Thursday April 25th, 2024 9:31AM

Somehow, I made it a year as a gym member

It has been a year since I joined a gym, and if that sounds incredulous to you, you should be in my shoes. I always figured that before I said it had been a year since I joined a gym, I’d have said I enjoyed the mushrooms I ate last night.

I’ve never been a real fan of working out – I’m not a big fan of sweating -- and certainly I’ve never been a fan of gyms. I stayed skinny as a kid because I was constantly outside, running around, riding my bike, building forts – just being active.

Of course, back then I could eat an entire pizza without gaining any weight at all. Today, I’ve gained a half a pound just by typing the previous sentence. And, since I wasn’t running around building forts as an adult, those pounds starting adding up, and by last January, I weighed 230 pounds. I looked like a walrus that had washed up on the beach.

Enter Chelsea, a talented and brilliant trainer. She came up with a plan to change the way I eat and to get my fat rear end off the sofa. She succeeded on both counts. For four months, she had been doing workout in my living room three times a week. In March, she added two days of swimming laps.

But when May arrived, she said I had to buck up and join a gym. I’d have been less terrified if she had said, “You need to run with the bulls in Pamplona.”

Those places always intimidated me. I pictured gyms as being full of buff and beautiful people, and, at least back last year, I looked more like that walrus. Seriously. There’s a video on YouTube taken at a Sea World-type place. In it, a pretty blonde trainer is showing a walrus how to work out. It’s hysterical.

I sent the link to Chelsea and told her, “If you put a UGA T-shirt on that walrus and it’s me and you!” The sad part is she agreed.

Anyway, the machines at gyms intimidated me, too. I mean, I recognized the treadmill when I saw it. I was pretty sure you used it for walking. But I didn’t have any idea how to even get started. The rest of the machines were even more intimidating.

But Chelsea gave me no alternative, so I did it. I work out three times a week, swim laps twice a week and I walk 6-8 miles every day. 

I also regularly use the cardio machines at the gym. The treadmill is OK. Chelsea, who has had more knee surgeries than any one human should have to endure, isn’t a huge fan of running. So I do hill walking on the treadmill, which doesn’t sound bad until you’ve walked a 15-percent incline for five minutes.

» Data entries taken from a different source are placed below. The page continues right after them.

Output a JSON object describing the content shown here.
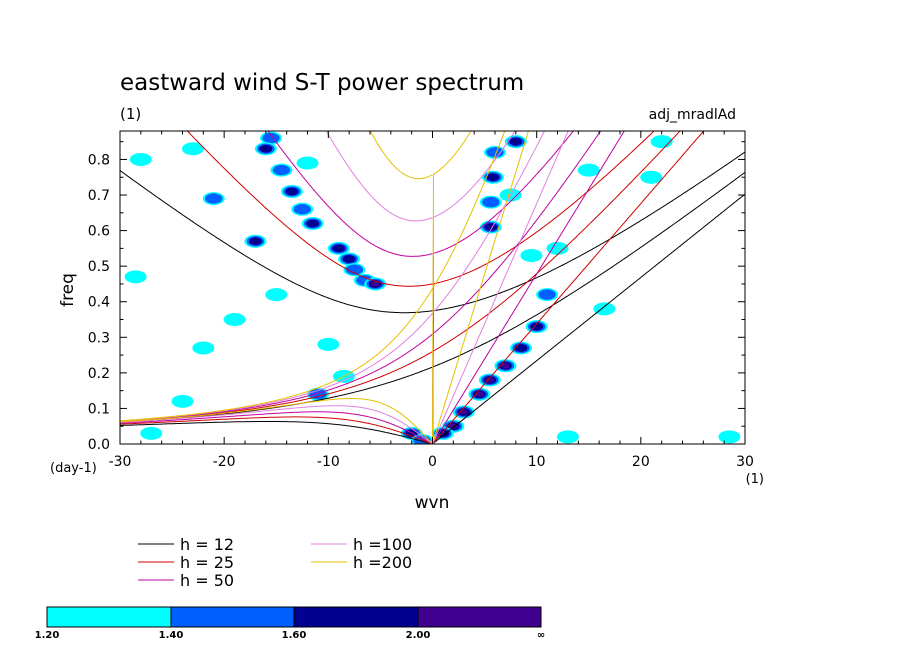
{
  "chart_data": {
    "type": "contour",
    "title": "eastward wind S-T power spectrum",
    "subtitle_left": "(1)",
    "subtitle_right": "adj_mradlAd",
    "xlabel": "wvn",
    "ylabel": "freq",
    "x_unit": "(1)",
    "y_unit": "(day-1)",
    "xlim": [
      -30,
      30
    ],
    "ylim": [
      0,
      0.88
    ],
    "x_ticks": [
      -30,
      -20,
      -10,
      0,
      10,
      20,
      30
    ],
    "x_tick_labels": [
      "-30",
      "-20",
      "-10",
      "0",
      "10",
      "20",
      "30"
    ],
    "y_ticks": [
      0,
      0.1,
      0.2,
      0.3,
      0.4,
      0.5,
      0.6,
      0.7,
      0.8
    ],
    "y_tick_labels": [
      "0.0",
      "0.1",
      "0.2",
      "0.3",
      "0.4",
      "0.5",
      "0.6",
      "0.7",
      "0.8"
    ],
    "dispersion_curves": [
      {
        "label": "h = 12",
        "h": 12,
        "color": "#000000"
      },
      {
        "label": "h = 25",
        "h": 25,
        "color": "#d00000"
      },
      {
        "label": "h = 50",
        "h": 50,
        "color": "#c000a0"
      },
      {
        "label": "h =100",
        "h": 100,
        "color": "#e080e0"
      },
      {
        "label": "h =200",
        "h": 200,
        "color": "#e8c000"
      }
    ],
    "colorbar": {
      "levels": [
        "1.20",
        "1.40",
        "1.60",
        "2.00",
        "∞"
      ],
      "colors": [
        "#00ffff",
        "#0060ff",
        "#000090",
        "#400090"
      ]
    },
    "power_blobs": [
      {
        "x": -15.5,
        "y": 0.86,
        "level": 1
      },
      {
        "x": -16.0,
        "y": 0.83,
        "level": 2
      },
      {
        "x": -14.5,
        "y": 0.77,
        "level": 1
      },
      {
        "x": -13.5,
        "y": 0.71,
        "level": 2
      },
      {
        "x": -12.5,
        "y": 0.66,
        "level": 1
      },
      {
        "x": -11.5,
        "y": 0.62,
        "level": 2
      },
      {
        "x": -9.0,
        "y": 0.55,
        "level": 2
      },
      {
        "x": -8.0,
        "y": 0.52,
        "level": 2
      },
      {
        "x": -7.5,
        "y": 0.49,
        "level": 1
      },
      {
        "x": -6.5,
        "y": 0.46,
        "level": 1
      },
      {
        "x": -5.5,
        "y": 0.45,
        "level": 3
      },
      {
        "x": -17.0,
        "y": 0.57,
        "level": 2
      },
      {
        "x": -21.0,
        "y": 0.69,
        "level": 1
      },
      {
        "x": -28.0,
        "y": 0.8,
        "level": 0
      },
      {
        "x": -23.0,
        "y": 0.83,
        "level": 0
      },
      {
        "x": -12.0,
        "y": 0.79,
        "level": 0
      },
      {
        "x": 6.0,
        "y": 0.82,
        "level": 1
      },
      {
        "x": 5.8,
        "y": 0.75,
        "level": 2
      },
      {
        "x": 5.6,
        "y": 0.68,
        "level": 1
      },
      {
        "x": 5.6,
        "y": 0.61,
        "level": 2
      },
      {
        "x": 8.0,
        "y": 0.85,
        "level": 2
      },
      {
        "x": 7.5,
        "y": 0.7,
        "level": 0
      },
      {
        "x": 9.5,
        "y": 0.53,
        "level": 0
      },
      {
        "x": 11.0,
        "y": 0.42,
        "level": 1
      },
      {
        "x": 10.0,
        "y": 0.33,
        "level": 2
      },
      {
        "x": 8.5,
        "y": 0.27,
        "level": 2
      },
      {
        "x": 7.0,
        "y": 0.22,
        "level": 3
      },
      {
        "x": 5.5,
        "y": 0.18,
        "level": 3
      },
      {
        "x": 4.5,
        "y": 0.14,
        "level": 3
      },
      {
        "x": 3.0,
        "y": 0.09,
        "level": 3
      },
      {
        "x": 2.0,
        "y": 0.05,
        "level": 3
      },
      {
        "x": 1.0,
        "y": 0.03,
        "level": 2
      },
      {
        "x": -2.0,
        "y": 0.03,
        "level": 2
      },
      {
        "x": -1.0,
        "y": 0.01,
        "level": 1
      },
      {
        "x": 12.0,
        "y": 0.55,
        "level": 0
      },
      {
        "x": 15.0,
        "y": 0.77,
        "level": 0
      },
      {
        "x": 22.0,
        "y": 0.85,
        "level": 0
      },
      {
        "x": 21.0,
        "y": 0.75,
        "level": 0
      },
      {
        "x": -28.5,
        "y": 0.47,
        "level": 0
      },
      {
        "x": -19.0,
        "y": 0.35,
        "level": 0
      },
      {
        "x": -15.0,
        "y": 0.42,
        "level": 0
      },
      {
        "x": -10.0,
        "y": 0.28,
        "level": 0
      },
      {
        "x": -24.0,
        "y": 0.12,
        "level": 0
      },
      {
        "x": -22.0,
        "y": 0.27,
        "level": 0
      },
      {
        "x": 28.5,
        "y": 0.02,
        "level": 0
      },
      {
        "x": -27.0,
        "y": 0.03,
        "level": 0
      },
      {
        "x": -11.0,
        "y": 0.14,
        "level": 1
      },
      {
        "x": 13.0,
        "y": 0.02,
        "level": 0
      },
      {
        "x": 16.5,
        "y": 0.38,
        "level": 0
      },
      {
        "x": -8.5,
        "y": 0.19,
        "level": 0
      }
    ]
  }
}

But the treadmill is far superior to the elliptical, which I’m convinced it the work of the devil. I don’t know the history of the elliptical, but if I had to guess, I’d say it was invented in Medieval times as an instrument of torture. 

I’m still not totally comfortable about the whole gym scene. But I’m there because Chelsea knows her stuff. I dropped to 179 pounds last July, and on May 1, I weighed 182, so all this gym stuff is working.

I’m sticking to my diet, too.

That doesn’t mean, however, that I wouldn’t eat a whole pizza if given the opportunity.